A respeito disso, o recado do padre Antônio Vieira para todos nós que nos manifestamos por crônicas, artigos, reportagens, comentários, tuítes, mensagens de WhatsApp e até sentenças judiciais (viu, Alexandre de Moraes?!) é bem claro: tão importante quanto não se deixar corromper é nunca, jamais, em hipótese nenhuma amenizar o impacto da Verdade só para agradar a plateia. Sermão bom, diz o sacerdote já no final do texto, é aquele que incomoda e que, porque incomoda, permite que a semente germine.

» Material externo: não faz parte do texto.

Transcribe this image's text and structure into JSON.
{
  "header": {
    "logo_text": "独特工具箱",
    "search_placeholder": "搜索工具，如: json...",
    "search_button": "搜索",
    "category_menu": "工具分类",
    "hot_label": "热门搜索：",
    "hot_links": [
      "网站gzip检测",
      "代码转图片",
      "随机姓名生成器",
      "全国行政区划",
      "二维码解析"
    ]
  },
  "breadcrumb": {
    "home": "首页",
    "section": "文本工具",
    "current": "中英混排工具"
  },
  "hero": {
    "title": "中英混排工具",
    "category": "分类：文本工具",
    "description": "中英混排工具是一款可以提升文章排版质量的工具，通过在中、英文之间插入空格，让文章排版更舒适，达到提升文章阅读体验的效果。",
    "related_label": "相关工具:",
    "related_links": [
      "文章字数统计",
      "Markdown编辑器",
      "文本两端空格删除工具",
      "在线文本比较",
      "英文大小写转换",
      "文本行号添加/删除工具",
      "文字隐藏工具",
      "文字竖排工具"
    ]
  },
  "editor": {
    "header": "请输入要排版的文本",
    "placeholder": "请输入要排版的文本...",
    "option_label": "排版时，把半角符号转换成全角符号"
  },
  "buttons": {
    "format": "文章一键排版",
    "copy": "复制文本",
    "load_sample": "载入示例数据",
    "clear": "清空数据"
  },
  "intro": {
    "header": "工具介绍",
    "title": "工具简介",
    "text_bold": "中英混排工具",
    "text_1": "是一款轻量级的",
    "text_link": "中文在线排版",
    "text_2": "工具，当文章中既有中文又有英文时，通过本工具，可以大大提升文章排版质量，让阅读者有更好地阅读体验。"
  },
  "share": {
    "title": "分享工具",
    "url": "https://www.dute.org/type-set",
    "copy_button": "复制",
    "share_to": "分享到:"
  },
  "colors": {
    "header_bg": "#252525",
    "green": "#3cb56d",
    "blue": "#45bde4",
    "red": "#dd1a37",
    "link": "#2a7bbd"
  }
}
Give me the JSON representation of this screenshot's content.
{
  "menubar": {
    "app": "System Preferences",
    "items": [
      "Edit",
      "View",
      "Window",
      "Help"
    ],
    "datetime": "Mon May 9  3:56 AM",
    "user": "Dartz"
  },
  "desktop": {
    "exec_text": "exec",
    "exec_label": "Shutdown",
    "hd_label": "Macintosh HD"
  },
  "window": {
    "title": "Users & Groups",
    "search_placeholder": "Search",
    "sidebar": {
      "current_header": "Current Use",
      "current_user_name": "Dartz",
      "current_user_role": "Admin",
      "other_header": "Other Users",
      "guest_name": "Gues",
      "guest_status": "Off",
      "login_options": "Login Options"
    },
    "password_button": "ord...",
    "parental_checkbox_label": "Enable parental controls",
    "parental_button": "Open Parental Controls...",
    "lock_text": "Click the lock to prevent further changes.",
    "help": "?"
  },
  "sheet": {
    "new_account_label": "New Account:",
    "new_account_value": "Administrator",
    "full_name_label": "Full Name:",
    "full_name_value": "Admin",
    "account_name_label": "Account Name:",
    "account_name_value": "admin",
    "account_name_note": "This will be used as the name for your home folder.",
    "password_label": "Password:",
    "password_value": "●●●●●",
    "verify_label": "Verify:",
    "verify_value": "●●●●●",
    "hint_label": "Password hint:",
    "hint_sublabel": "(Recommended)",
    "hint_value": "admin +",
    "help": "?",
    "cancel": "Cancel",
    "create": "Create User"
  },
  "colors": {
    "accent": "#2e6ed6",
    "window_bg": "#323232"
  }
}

Desde que li o “Sermão da Sexagésima”, tenho prestado mais atenção à forma como todos os pregadores contemporâneos usamos a palavra. E o cenário é lastimável, porque a tal da “economia da atenção” muitas vezes exige que flexibilizemos a Verdade a fim de torná-la mais palatável a um público sedento de esperança e validação. Como resistir a isso que é uma necessidade mercadológica, mas também uma tentação? Não sei. Não tenho a menor ideia.
Mas estou obcecado, por assim dizer, em encontrar uma forma de “incomodar com caridade” (isto é, sem se tornar antagonista) um público cansado e muitas vezes deprimido e com raiva do mundo e das pessoas que o cercam. Rola até uma espécie de paralisia que, espero, seja passageira. E será, porque sei que muitas vezes vou errar na forma e no tom, mas o que importa é a retidão de intenção. (Dizem).
O que mais me tirou do prumo no “Sermão da Sexagésima”, porém, nem foi esse puxão de orelha do padre. Foi constatar, não pela primeira nem pela última vez, que a natureza humana é a mesma desde sempre. Há os mentirosos e os que, por medo de desagradar, propagam uma versão distorcida da Verdade. Há os que ouvem e os que se recusam a ouvir. E há os que mentem tanto que acabam acreditando nas próprias mentiras.
Daí porque o texto é tão atual nesta época de balbúrdia. No final das contas, não somos especiais por vivermos no tempo da comunicação instantânea, dos memes e das ideias que num átimo viralizam e desaparecem. Foi essa a constatação que me destruiu, que fez um estrago. Que quase (quase!) me paralisou. Porque sou tolo e confesso que acreditava que nos últimos três séculos o ser humano tinha melhorado um tiquinho. Bom, agora é esperar cicatrizar a boa chaga. Só espero que não demore e principalmente que a ferida não infeccione.